Everything in AI is moving at breakneck speed. Stabilizing APIs, long-term backwards compatibility, LTRs (long-term releases) common for many other technologies is definitely not on the list of AI companies at the moment. Or for the near future.

Stenis

#16
I'm pretty convinced every commercial AI-API will get discontinued sooner or later and if there will be no one creating interfaces for them the logical end will eventually be, there will be no newer versions to replace them with.

Still I'm not all that worried since there will always - as long as XMP-metadata still rules the photo metadata-scene - be a possibility to migrate to another XMP-compatible DAM where they still maintain their API- interfaces.

If the AI-industry won't take care of the compatibility issues in the long run in a proper manner it will cease to be an industry and just will revert to be a proprietarian universe wilh a lot of separate systems without any interoperability. Very much like the camera industry looks today.

Mario


QuoteStill I'm not all that worried since there will always - as long as XMP-metadata still rules the photo metadata-scene - be a possibility to migrate to another XMP-compatible DAM where they still maintain their API- interfaces.

That's why I care so much about standards. Creating rich and standard-compliant metadata is one of the key aspects of IMatch's metadata management. 

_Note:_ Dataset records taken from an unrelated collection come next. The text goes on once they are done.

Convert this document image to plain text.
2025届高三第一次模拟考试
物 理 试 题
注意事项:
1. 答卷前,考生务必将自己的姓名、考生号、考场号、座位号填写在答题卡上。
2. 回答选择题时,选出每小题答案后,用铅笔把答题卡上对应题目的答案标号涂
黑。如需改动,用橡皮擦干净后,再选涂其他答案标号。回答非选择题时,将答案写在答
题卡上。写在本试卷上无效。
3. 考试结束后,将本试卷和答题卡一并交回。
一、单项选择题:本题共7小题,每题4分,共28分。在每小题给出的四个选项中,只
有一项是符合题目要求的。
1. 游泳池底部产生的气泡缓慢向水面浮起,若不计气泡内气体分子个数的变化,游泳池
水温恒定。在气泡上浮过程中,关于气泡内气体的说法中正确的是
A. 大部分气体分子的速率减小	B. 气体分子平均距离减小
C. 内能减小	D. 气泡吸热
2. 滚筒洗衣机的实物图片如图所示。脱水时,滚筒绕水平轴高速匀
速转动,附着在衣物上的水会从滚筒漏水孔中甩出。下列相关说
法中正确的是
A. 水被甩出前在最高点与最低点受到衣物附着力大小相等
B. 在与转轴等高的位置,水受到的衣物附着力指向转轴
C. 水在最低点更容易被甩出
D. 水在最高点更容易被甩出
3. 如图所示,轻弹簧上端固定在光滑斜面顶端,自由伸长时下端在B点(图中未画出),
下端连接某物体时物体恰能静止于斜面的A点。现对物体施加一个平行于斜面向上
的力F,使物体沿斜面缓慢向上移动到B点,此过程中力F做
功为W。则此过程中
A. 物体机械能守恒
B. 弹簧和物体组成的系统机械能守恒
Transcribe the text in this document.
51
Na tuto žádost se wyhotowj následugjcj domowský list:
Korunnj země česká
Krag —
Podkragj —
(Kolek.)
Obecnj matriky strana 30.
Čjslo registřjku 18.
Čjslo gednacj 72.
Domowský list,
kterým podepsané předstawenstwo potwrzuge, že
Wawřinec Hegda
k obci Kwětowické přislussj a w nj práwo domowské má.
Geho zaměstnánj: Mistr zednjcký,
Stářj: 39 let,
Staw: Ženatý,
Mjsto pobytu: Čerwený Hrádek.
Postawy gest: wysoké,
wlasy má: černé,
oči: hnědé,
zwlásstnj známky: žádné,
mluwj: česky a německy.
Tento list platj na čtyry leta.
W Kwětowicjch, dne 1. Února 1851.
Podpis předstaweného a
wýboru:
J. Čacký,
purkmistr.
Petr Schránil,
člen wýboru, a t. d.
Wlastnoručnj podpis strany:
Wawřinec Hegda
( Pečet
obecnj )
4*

It depends on the capabilities of the target system how much metadata it can import. Pro-grade DAM systems are usually good, with end user systems you need to check.

Stenis

iMatch is exemplary but the RAW-converters are not and not even PhotoMechnic as they still are stuck in IPTC all of them and have not have the skills or strength to take on a rewrite of that. Instead, they are converting or forking data to and from XMP. Soner or later they will have to do that job. This is an important reason I decided to migrate to iMatch when I took that decision and that is one, I haven´t regretted.